Entitled Watching You Watching Them, this photographer was gifted with an example of the bird he was studying right outside his cabin window.

The Cordilleran flycatcher is declining across western North America as the changing climate causes shrinkage of the riparian habitats (i.e. river and other freshwater corridors) along its migratory routes and on its wintering grounds in Mexico. In Montana’s Rocky Mountain Front, it typically nests in crevices and on canyon shelves. But one pair picked this remote research cabin instead, perhaps to avoid predation. The nest was built on the head of a window frame by the female. Both parents were feeding the nestlings, flying out to snatch insects in mid-air or hovering to pick them off leaves.

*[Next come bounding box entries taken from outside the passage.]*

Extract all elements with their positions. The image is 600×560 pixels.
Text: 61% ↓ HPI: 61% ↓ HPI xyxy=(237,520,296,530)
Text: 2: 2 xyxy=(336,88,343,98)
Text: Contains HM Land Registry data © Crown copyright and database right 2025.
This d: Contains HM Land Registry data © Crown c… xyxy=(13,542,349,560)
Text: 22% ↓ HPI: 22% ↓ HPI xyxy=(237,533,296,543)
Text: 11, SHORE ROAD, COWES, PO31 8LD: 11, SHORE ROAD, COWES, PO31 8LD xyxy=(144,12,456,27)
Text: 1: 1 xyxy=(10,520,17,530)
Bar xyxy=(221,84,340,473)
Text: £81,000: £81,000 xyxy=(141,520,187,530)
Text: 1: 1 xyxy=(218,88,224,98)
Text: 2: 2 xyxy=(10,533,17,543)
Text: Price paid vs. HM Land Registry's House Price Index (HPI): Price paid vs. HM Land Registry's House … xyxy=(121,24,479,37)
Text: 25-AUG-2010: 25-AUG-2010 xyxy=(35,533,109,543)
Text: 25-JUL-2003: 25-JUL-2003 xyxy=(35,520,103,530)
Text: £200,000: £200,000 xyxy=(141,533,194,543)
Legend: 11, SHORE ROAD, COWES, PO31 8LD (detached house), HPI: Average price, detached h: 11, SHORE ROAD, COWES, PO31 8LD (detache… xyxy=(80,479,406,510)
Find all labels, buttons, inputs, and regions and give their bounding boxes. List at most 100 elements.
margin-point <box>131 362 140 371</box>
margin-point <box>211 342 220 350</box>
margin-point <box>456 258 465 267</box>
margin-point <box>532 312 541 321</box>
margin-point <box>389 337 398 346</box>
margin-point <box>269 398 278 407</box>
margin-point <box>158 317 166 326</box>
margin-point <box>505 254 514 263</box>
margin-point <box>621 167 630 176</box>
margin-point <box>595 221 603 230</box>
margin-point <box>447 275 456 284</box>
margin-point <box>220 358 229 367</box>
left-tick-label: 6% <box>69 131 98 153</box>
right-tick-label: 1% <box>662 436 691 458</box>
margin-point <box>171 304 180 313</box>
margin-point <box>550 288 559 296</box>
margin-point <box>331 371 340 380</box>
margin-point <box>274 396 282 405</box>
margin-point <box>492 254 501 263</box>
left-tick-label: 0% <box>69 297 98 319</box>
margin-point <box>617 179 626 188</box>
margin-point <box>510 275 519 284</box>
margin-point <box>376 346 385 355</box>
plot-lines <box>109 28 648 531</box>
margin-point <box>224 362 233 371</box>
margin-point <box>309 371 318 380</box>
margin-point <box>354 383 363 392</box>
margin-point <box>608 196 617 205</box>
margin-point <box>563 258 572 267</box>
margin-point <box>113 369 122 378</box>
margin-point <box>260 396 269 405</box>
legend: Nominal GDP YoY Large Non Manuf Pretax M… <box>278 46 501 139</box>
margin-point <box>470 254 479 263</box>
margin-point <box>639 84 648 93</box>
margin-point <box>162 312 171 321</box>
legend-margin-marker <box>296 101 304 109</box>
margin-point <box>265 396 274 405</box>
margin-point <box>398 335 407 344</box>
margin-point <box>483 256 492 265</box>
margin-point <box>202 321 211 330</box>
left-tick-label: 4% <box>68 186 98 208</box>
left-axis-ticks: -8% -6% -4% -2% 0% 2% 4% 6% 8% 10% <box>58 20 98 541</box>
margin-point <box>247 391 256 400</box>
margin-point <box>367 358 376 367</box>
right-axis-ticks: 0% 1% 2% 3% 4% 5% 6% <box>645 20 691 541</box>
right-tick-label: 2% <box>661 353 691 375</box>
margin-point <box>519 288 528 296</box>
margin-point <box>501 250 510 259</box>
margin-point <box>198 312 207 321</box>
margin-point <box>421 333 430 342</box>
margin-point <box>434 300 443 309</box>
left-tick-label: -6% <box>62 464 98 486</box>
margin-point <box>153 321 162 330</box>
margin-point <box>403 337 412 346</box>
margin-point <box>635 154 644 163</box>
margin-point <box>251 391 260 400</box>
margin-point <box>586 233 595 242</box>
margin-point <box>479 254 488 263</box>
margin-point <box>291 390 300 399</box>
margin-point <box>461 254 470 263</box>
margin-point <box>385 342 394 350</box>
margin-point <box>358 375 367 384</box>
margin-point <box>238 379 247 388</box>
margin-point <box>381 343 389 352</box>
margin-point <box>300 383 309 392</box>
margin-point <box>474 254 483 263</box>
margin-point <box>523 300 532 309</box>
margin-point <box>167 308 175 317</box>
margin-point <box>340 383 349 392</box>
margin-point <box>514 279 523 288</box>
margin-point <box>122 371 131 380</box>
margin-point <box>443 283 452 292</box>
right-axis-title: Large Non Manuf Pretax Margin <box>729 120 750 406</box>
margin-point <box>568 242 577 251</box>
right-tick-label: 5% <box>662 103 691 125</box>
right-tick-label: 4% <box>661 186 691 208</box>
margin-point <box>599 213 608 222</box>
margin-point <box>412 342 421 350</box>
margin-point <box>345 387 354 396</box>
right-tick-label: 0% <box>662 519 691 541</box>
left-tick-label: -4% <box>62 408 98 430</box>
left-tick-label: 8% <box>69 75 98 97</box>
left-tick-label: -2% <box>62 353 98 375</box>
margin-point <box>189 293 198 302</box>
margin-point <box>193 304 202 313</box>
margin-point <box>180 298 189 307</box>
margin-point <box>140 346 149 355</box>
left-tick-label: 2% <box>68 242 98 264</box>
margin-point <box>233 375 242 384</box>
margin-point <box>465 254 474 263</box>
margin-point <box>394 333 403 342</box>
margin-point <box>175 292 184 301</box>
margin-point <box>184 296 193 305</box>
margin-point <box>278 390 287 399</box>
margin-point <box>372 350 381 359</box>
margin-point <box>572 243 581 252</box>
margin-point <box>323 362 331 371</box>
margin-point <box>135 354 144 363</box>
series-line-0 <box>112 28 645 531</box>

So as not to disturb the birds or attract predators to the nest, Alex Badyaev hid his camera behind a large piece of bark on an ancient spruce tree leaning against the cabin. He directed a flash toward the trunk, so the scene would be illuminated by reflection, and operated the setup remotely from the cabin. He captured his shot as the female paused to check on her four nestlings. Behind her—the cabin serving as a conveniently spacious blind—the biologist recorded his observations.

Happy Friday, everyone. 🙂

12 thoughts on “Watching You Watching Them”

  1. Very cool. You really have to know about photography and lighting for that shot. Thanks for sharing. Have a nice weekend.

    1. Yes, I agree. Not like me and the little million-year-old Canon I keep in the truck (I use it for more photos than anything else, although my phone is getting up there, too). But, in 18 months I hope to be retired and making use of some nice camera equipment (although knowing me the Canon will still be my go-to).

      You have a nice weekend, too, Lori. 🙂

  2. What a great picture!
    Yesterday I read an article about the decline in bird populations — very disheartening. It’s not something we notice until someone points it out to us.

    1. I found this photo to be quite fascinating. Bird populations have been hit quite hard by environmental issues (mostly caused by humans), from the largest raptors such as eagles to the little hummingbirds. They’re getting confused by the warming temperatures as well which then causes them to try to overwinter in places where they might not find enough to eat or the weather may suddenly turn. Apparently covid has caused some rebounding, though. Coronavirus has had its silver linings (but I’m going to be delighted to get a vaccination!).